Nun sagen sie wieder laut und ungeschminkt, was sie denken, die alten Revanchisten wie Gauland und Co. Das ist widerlich. Es erinnert uns an unsere frühe Jugend, als am Stammtisch die Schlachten im Osten wie im Westen und besonders gern in Afrika noch einmal geschlagen – und endlich gewonnen wurden.

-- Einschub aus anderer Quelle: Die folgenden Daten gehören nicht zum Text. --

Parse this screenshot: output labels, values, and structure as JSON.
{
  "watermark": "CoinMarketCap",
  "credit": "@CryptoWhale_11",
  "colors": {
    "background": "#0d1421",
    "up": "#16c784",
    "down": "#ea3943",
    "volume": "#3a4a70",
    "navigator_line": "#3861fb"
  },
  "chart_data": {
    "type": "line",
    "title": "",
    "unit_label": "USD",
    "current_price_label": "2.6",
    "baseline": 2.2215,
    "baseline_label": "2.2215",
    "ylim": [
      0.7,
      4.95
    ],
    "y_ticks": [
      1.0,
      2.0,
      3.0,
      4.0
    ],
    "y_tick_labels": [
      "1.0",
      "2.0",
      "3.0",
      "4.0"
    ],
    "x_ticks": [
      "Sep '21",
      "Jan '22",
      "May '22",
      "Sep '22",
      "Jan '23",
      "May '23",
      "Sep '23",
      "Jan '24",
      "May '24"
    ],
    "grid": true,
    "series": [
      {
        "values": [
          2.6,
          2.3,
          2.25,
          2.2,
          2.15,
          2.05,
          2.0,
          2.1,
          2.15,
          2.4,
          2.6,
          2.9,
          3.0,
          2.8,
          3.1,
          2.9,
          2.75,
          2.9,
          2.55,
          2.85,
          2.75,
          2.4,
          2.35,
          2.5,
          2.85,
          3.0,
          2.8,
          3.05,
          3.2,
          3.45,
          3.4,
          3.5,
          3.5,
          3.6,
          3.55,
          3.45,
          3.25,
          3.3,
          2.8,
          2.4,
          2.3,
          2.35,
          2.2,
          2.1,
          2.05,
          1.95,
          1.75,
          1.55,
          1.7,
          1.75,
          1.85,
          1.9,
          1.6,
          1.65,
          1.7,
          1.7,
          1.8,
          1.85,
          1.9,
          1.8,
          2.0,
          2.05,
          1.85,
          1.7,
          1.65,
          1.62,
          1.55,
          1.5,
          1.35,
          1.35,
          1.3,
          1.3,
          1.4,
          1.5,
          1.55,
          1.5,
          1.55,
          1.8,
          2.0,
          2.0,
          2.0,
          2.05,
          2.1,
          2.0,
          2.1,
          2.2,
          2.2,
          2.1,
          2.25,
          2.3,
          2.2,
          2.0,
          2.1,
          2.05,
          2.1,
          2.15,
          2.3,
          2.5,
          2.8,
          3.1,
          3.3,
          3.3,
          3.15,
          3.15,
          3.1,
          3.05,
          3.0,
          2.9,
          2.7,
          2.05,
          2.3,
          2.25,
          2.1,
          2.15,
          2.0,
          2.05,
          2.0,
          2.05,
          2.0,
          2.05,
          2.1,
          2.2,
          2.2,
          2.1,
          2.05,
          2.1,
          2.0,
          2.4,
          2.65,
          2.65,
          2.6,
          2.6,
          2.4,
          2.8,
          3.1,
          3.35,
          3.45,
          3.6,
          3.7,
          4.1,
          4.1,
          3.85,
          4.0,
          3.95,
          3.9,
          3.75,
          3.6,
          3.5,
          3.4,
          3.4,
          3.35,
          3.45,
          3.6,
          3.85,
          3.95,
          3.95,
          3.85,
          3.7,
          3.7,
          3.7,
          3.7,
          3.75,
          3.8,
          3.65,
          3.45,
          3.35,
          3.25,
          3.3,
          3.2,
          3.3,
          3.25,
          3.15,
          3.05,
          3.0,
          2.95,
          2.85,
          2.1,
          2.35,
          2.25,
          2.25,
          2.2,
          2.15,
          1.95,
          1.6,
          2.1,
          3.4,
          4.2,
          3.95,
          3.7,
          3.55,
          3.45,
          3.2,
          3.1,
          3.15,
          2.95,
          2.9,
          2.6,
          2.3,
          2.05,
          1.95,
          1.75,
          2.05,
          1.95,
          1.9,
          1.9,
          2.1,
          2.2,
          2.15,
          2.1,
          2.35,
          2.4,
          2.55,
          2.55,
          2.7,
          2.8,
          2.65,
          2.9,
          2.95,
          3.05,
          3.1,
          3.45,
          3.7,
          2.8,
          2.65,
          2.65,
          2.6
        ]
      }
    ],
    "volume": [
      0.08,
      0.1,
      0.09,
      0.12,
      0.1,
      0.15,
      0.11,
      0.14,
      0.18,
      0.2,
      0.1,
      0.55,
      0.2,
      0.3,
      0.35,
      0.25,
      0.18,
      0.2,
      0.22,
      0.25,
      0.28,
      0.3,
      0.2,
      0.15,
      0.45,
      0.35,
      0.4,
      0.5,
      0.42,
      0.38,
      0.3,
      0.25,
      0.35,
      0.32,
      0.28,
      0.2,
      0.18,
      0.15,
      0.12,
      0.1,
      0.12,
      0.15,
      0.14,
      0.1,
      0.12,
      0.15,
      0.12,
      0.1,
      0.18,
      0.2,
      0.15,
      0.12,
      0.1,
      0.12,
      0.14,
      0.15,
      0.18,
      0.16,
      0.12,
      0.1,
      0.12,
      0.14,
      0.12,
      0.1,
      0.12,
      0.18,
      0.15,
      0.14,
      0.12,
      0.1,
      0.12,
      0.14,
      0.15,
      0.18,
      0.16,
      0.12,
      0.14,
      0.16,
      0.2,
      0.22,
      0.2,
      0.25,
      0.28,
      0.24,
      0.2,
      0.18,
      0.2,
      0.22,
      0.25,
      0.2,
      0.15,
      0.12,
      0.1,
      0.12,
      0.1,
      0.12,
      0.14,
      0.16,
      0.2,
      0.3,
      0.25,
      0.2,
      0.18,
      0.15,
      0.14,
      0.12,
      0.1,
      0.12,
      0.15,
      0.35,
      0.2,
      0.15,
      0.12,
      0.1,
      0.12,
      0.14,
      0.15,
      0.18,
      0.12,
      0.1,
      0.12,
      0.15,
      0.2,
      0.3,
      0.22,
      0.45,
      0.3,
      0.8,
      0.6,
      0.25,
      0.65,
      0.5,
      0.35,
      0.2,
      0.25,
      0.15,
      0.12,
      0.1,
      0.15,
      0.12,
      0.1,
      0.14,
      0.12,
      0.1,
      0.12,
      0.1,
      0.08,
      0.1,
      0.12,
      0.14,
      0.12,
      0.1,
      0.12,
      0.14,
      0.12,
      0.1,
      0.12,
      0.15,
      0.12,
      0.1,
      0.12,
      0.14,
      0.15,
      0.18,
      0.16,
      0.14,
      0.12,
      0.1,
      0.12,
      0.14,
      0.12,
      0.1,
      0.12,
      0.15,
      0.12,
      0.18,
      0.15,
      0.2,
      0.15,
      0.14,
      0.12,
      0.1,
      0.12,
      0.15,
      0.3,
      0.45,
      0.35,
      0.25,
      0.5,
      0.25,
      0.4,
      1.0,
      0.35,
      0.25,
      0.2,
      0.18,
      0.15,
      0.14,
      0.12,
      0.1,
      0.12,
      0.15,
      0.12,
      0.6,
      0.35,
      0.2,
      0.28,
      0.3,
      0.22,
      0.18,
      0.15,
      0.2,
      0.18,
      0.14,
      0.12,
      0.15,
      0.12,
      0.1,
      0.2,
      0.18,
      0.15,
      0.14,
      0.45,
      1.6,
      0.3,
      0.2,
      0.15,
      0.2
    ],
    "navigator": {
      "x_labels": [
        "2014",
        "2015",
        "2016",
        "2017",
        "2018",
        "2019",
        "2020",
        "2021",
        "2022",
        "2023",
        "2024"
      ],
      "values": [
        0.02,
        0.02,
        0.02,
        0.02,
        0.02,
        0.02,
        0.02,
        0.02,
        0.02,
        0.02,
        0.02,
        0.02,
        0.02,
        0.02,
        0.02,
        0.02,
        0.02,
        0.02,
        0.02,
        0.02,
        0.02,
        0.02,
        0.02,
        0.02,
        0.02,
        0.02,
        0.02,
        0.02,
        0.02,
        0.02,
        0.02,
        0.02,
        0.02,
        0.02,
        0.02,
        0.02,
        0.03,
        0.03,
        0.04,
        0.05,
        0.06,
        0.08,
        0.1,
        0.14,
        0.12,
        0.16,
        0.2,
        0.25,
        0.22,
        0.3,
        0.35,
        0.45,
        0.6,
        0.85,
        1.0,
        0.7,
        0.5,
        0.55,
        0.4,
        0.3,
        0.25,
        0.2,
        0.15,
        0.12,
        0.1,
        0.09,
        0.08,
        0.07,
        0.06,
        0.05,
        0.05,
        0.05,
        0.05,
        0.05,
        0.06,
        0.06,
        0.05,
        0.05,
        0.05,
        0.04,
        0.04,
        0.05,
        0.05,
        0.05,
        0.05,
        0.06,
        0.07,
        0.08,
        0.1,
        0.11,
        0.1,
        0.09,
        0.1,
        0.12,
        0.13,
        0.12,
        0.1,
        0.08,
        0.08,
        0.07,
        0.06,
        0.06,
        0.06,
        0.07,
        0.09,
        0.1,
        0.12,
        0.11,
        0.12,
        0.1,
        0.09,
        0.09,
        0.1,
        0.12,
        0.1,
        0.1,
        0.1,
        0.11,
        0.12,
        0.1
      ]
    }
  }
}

Nach der bedingungslosen Kapitulation Nazideutschlands mussten in Westdeutschland 25 Jahre vergehen, ehe sich der Bundestag erstmals 1970 mit einer Erklärung des Bundeskanzlers Willy Brandt überhaupt mit diesem Ereignis befasste. Und noch einmal 15 Jahre verstrichen, bis der Bundespräsident Richard von Weizsäcker endlich, endlich vom 8. Mai als dem "Tag der Befreiung" sprach. Diese Einsicht ist heute wieder gefährdet.

Vor diesem Hintergrund hat es uns besonders bedrückt, dass wir am diesjährigen 75. Jahrestag dieser Befreiung nicht massenhaft Gesicht zeigen können. Natürlich legen wir am 8. Mai an Sowjetischen Ehrenmalen Blumen nieder, am 9. Mai nehmen wir an einer Mahnwache und kleinen Demonstration in Bergen-Belsen teil. Wir alle können die Petition von Esther Bejarano unterstützen, den 8. Mai zum Feiertag zu machen.

Doch wir wollten auch unseren Befreierinnen und Befreiern danken und herausgekommen ist das:

„Zum 75. Jahrestag der Befreiung vom Faschismus: Wir sagen danke!“ unter diesem Titel haben über 50 Politiker*innen, darunter drei ehemalige Ministerpräsidenten (Hans Modrow, Oskar Lafontaine, Matthias Platzeck), Bundestagsabgeordnete, internationale, nationale und regionale Friedensnetzwerke und -organisationen, Wissenschaftler*innen, Künstler*innen, Menschen, die sich für ein gutnachbarschaftliches Verhältnis zu Russland einsetzen eine Anzeige in den Zeitungen Wolgograds/Stalingrads veröffentlicht. Darin heißt es: „Der Raub- und Vernichtungskrieg war von Deutschland ausgegangen; dass danach so viele Menschen in der Sowjetunion, in Russland bereit waren und sind, Deutschen Vertrauen entgegenzubringen und gute Beziehungen aufzubauen, berührt uns tief.“ Doch die NATO sehe in Russland „wieder einen Feind, gegen den sie militärisch und propagandistisch aufrüstet. Das ist geschichtsvergessen und gefährlich.“

Doch lest selbst den ganzen Text und die Liste der Unterstützerinnen und Unterstützer:

Zum 75. Jahrestag der Befreiung vom Faschismus: Wir sagen Danke!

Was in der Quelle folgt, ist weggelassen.